Na calma imóvel desta tarde, quando tudo em nosso redor se acalma numa luz suave, resisto a tudo o que seja movimento, recuso-me a mexer um tendão, como um animal encadeado por algo precioso, apenas sabendo que está vivo porque respira em compasso, e consegue inspirar o aroma possante do café mais negro, uma corrente de protecção contra um desvanecimento consentido. Nos olhos semicerrados, um testemunhar translúcido, cravejado no peito expandido e incapaz de compreender o portento de saudade e nostalgia com que certas tardes nos fustigam os dias.

E torna-se um fim. Um mistério. Um meio de justificação.

Para o espírito sobrecarregado este seria o fim perfeito. Suavemente percorrendo o caminho final. De coração incinerado. Absorto na sua própria felicidade.

Fleuma,

 

A tua voz é um culto de profanação aos instantes em que o silêncio mais pesa. Ainda hoje sou um cego com as mãos estendidas, não sabendo uma outra forma de explicar como consegues abrir a porta e entrar. Mesmo assim, creio que posso ceder a estes momentos de doce arrogância, e não pedir desculpa, porque quero que essa voz seja minha, que se sente dentro de mim.

Um sussurro é um universo aberto, sabes? Consigo que se torne um fim, uma transformação, aquele bater de asas apenas escutado por quem realmente viaja sem medo.

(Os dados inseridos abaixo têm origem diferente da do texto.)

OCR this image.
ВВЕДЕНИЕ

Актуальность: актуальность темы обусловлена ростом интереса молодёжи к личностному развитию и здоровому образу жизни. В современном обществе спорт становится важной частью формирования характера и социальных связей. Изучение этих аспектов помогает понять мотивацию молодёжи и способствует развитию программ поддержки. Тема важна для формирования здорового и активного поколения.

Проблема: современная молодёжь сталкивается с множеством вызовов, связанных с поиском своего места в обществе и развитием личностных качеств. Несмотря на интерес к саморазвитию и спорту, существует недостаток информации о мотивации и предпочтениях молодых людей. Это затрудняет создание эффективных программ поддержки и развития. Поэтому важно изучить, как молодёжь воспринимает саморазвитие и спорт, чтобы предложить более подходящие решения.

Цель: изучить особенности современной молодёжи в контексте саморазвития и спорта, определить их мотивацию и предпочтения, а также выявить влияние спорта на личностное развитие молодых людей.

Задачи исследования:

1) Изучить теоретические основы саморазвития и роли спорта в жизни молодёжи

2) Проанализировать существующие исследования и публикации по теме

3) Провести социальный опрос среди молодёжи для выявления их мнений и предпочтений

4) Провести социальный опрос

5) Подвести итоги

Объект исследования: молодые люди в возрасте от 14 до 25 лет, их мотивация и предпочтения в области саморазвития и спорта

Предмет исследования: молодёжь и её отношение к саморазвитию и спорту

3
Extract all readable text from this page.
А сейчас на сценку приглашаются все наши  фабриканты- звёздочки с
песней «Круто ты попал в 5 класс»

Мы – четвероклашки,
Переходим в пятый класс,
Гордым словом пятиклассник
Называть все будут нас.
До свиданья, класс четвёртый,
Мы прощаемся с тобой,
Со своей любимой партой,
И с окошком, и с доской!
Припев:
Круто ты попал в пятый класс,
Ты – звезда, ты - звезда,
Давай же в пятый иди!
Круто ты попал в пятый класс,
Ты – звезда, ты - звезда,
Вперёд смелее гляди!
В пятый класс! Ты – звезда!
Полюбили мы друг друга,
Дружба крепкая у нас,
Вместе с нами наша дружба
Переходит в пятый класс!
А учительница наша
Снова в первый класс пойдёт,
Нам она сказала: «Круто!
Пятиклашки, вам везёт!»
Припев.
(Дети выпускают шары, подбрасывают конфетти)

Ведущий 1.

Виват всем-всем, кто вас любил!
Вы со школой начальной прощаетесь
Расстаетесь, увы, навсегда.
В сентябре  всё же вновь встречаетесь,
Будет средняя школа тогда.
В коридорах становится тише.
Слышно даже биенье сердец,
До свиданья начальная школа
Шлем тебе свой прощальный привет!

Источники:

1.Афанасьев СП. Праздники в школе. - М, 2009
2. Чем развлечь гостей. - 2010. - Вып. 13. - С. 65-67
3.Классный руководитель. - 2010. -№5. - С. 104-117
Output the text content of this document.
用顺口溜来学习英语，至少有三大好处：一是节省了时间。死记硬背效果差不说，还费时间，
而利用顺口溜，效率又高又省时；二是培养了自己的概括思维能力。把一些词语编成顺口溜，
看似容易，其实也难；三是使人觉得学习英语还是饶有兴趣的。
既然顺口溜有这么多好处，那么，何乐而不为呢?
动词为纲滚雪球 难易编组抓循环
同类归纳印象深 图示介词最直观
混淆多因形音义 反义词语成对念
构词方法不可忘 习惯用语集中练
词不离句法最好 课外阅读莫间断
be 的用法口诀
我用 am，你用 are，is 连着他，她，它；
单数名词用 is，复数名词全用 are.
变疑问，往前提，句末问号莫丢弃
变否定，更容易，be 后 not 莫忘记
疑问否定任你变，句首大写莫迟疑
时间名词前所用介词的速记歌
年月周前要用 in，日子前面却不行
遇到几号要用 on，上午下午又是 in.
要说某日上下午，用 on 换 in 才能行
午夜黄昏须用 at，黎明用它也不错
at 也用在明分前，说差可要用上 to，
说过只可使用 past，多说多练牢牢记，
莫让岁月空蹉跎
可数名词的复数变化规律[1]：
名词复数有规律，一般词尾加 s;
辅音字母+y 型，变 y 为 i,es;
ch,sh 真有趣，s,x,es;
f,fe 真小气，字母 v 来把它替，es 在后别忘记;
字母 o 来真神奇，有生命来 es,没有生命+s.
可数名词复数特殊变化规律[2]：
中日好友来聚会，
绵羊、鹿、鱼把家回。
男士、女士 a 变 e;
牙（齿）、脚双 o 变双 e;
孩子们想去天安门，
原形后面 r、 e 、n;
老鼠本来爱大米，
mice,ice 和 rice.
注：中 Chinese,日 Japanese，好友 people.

Mas por algum estranho desígnio, eu nunca consigo usar as palavras mais belas, as emoções mais cristalinas, para te iluminar o caminho. Antes tento que pressintas por memórias que vou desfiando desajeitado, incapaz de escrever com o pulso seguro, gravando um outro caminho, mais seguro e menos sombrio. Sei que te habituaste a sombras, a esta minha obsessão impregnada em líquidos estranhos, mas não sinto em ti o sabor do ódio pelo que sou. É como se, ao abrir a porta, fosses portadora de uma estranha poção, algo indistinto a esta obsessão, que te deixa respirar livremente em certas atmosferas.

Gosto disso. De atmosferas. Do rasgo claro que surge no escuro, nos passos suaves de quem caminha silenciosa, temperando a insónia, num entalhar de solidão.